After having given two papers this past fall on the pre-Kantian sublime, I am trying to work up the material into a publishable essay. The pre-Kantian sublime in German letters has much to do with Johann Jacob Bodmer, for whom the sublime remained always linked to a discourse about art and was not, as would later be the case with Kant, a way of establishing the conditions for the possibility of thinking. Kant's interest in the sublime led him so far as to make it the foundation of our knowledge of the world.

Though perception is subjective, the fact that all of us can agree that we are seeing the same object -- a rose is Kant's example -- argues for a common cognitive apparatus. Because we feel, because of our ability to respond subjectively, we can think and make judgments about the world. Thus, though Kant started out writing a work on aesthetics, called "Critique of Taste," about our judgments of art, the final product went beyond the realm of art and extended aesthetics to the moral and philosophical spheres: "Critique of Judgment."

For Bodmer, as I said, the sublime always remained tied to art and our reaction to works of art. His greatest influence was on a painter, namely, Henry Fuseli, who was a student of Bodmer and Breitinger at the Collegium Carolinum in Zurich in the 1750s and was known as Johann Heinrich Füßli. I will not go into his entire story here, but in 1770 he arrived in Italy (where he made the final change of his name to "Fuseli," which was easier for the Italians to pronounce). While now more known for the somewhat macabre works like The Nightmare (1781; the Institute of Fine Arts, Detroit), he schooled himself on the works of antique and modern masters in Italy. According to his first biographer, John Knowles, however, he was not primarily concerned with measuring proportions or copying but in studying the principles upon which these masters had worked, "in order to infuse some of their power and spirit into his own productions." This drawing nicely combines the division of the Classical and the Romantic spirit that would soon be articulated by Schiller and Friedrich Schlegel.

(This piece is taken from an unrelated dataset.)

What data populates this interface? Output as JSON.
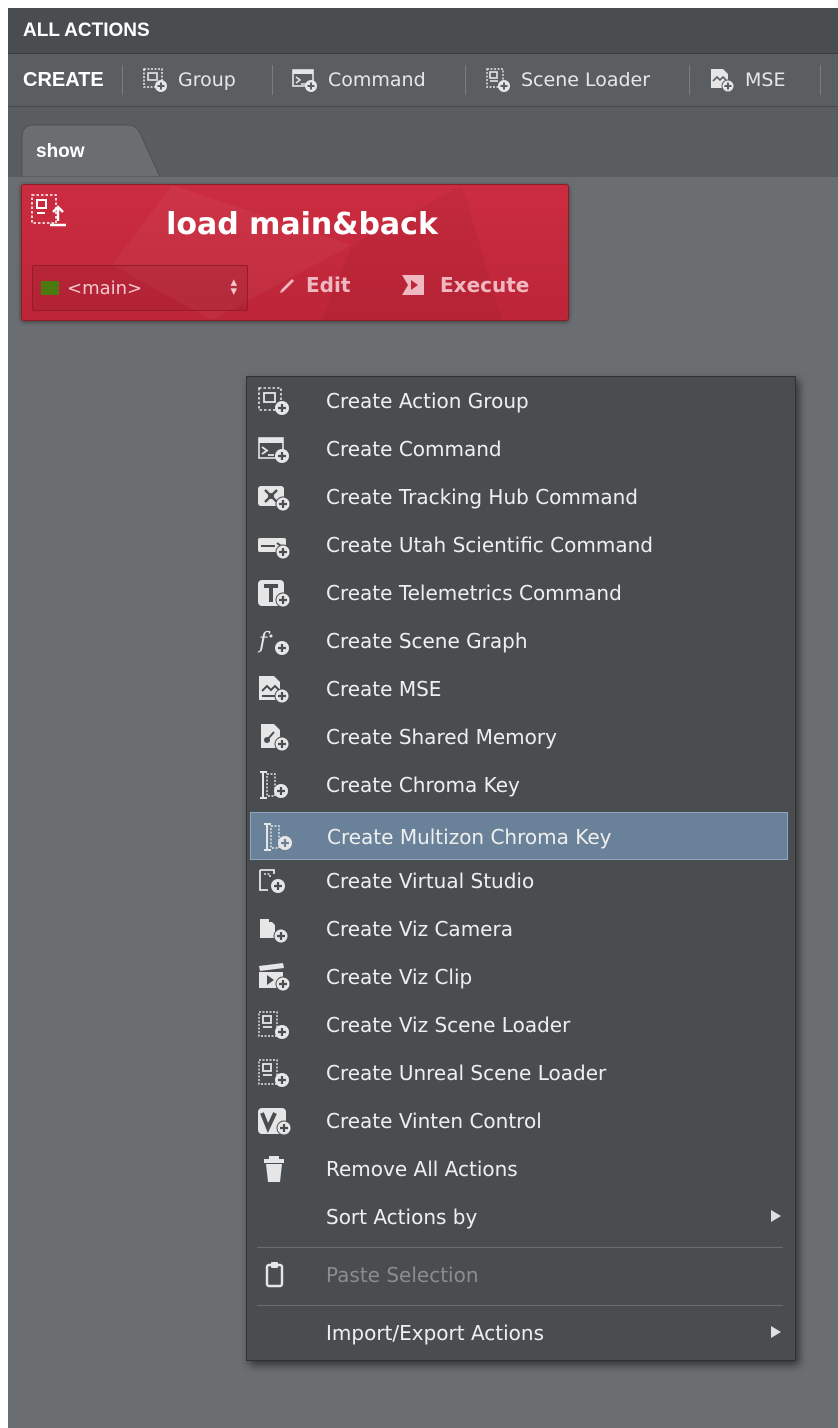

I am finally getting to Goethe in Italy, for Knowles includes Fuseli's own evaluation of Italy in a letter to a friend in 1778, a decade before Goethe was there. Fuseli was then getting ready to leave Italy and head north. Though he would miss his friends in Italy, he was not, writes Knowles, partial to the modern Italians who, Fuseli said, "were lively and entertaining, but there was the slight drawback of nerve feeling one's life unsafe in their presence." Fuseli reported the following: "When I was one day preparing to draw from a woman selected by the artists for a model, on account of her fine figure, on altering the arrangement of her dress, I saw the hilt of a dagger in her bosom, and on inquiring, with astonishment, what it meant, she drew it, and quaintly answered, 'Contro gi'impertinenti.'" It may be that Goethe ignored informing people of these aspects of contemporary life because they existed, so to speak, in the contextual earshot of what he did include.